In this paper we study the fluid optimal control model which corresponds to
the optimal server control in a multiclass queueing network. In the last decade one
of the most effective ways for analysing multiclass queueing networks(qn) have
been
fluid approximations. The convergence of qn under fluid scaling to fluid networks(fn) have been studied in many papers. The analysis of the optimal control of qn through the corresponding fluid network has attracted less attention yet. The structure of the optimal fluid control for obtaining good policies in the qn has been used for specific models and it is well-known that fluid approximations can be used to obtain asymptotically optimal policies for the qn. The procedure consists of the following steps:
1. formulation of a corresponding deterministic fluid control model;
2. construction of a optimal solution of the fn;
3. translation of the optimal solution of the fn to obtain an asymptotically optimal solution of the qn.

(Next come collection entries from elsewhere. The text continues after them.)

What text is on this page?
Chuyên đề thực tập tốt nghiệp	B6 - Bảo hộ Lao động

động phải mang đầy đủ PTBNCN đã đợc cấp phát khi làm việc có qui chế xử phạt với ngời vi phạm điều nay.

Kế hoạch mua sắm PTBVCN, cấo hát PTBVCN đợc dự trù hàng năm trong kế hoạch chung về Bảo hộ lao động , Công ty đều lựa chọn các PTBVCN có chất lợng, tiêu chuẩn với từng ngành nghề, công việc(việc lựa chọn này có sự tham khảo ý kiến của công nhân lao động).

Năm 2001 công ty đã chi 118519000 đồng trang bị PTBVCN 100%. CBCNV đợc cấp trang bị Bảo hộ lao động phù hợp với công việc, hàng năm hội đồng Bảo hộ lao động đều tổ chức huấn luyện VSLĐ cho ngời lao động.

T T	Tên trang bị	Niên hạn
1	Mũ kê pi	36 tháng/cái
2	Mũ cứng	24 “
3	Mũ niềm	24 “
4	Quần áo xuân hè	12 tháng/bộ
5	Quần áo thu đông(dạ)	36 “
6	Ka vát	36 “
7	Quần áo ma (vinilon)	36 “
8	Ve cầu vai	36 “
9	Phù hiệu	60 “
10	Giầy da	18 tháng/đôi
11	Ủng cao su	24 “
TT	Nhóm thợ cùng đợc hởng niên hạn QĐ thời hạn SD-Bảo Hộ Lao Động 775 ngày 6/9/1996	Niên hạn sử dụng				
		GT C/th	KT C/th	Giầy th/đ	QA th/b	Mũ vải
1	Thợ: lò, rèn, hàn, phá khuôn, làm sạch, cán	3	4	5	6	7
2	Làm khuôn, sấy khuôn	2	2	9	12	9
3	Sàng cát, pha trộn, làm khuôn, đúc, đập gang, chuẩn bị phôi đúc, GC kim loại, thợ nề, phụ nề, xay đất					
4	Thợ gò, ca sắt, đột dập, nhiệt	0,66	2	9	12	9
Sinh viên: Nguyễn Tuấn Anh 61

The first step for the qn with optimal server control is straightforward. This paper is devoted to the analysis of the step 2. For the construction of an optimal control for a given initial state in a specified qn Pontryagin's maximum principle can been used. This approach has been used in several papers and for the special models analysed in these papers it was shown that the optimal policy for the fluid network, when properly translated is asymptotically optimal for the qn.
However, in general the constructed policy depends on the initial state, and for another starting state a different policy might be optimal. In most optimal control problems of qn it is well-known that a stationary optimal policy exists. For obtaining an asymptotically optimal policy which is stationary, we have to construct a stationary optimal control for the corresponding fn. This is the main goal of this paper, and it is precisely what in the classical book on optimal control has been called the synthesis problem. In the optimal control theory as developed by Pontryagin the synthesis of the solution of the optimal control problem is a vector field defined on the state space such that the solutions of this vector field give the optimal trajectories of the optimal control problem for all initial states. In our analysis for the fn we determine the value of the optimal control as function of the state. Hence, we determine optimal controls which only depend on the state, hence are stationary. So the goal of this paper is to derive the structure of this vector field for fluid networks with service control. One of the main results of this paper shows that there is a covering of the state space with a finite number of polyhedron convex cones such that the control and hence the vector field is constant on each polyhedral convex cone.
The structure of the vector field for the fluid model can be applied to get asymptotically optimal stationary policy for the queueing network. But, this needs an extended analysis which we do not include in this paper.
We discuss some assumptions which allow us to introduce generalized Klimov indices. They extend the well-known Klimov index for the single server network, and in the more general setting of a multi server network they also play a central role.
We derive a necessary and sufficient condition for a myopic optimal policy to minimize also the total cost over any time-interval. The generalized Klimov policy is in fact a myopic optimal policy, and another main result proves that it is time-uniformly optimal under an extra condition. This extra condition requires that the support of the control vector never changes in more than one component.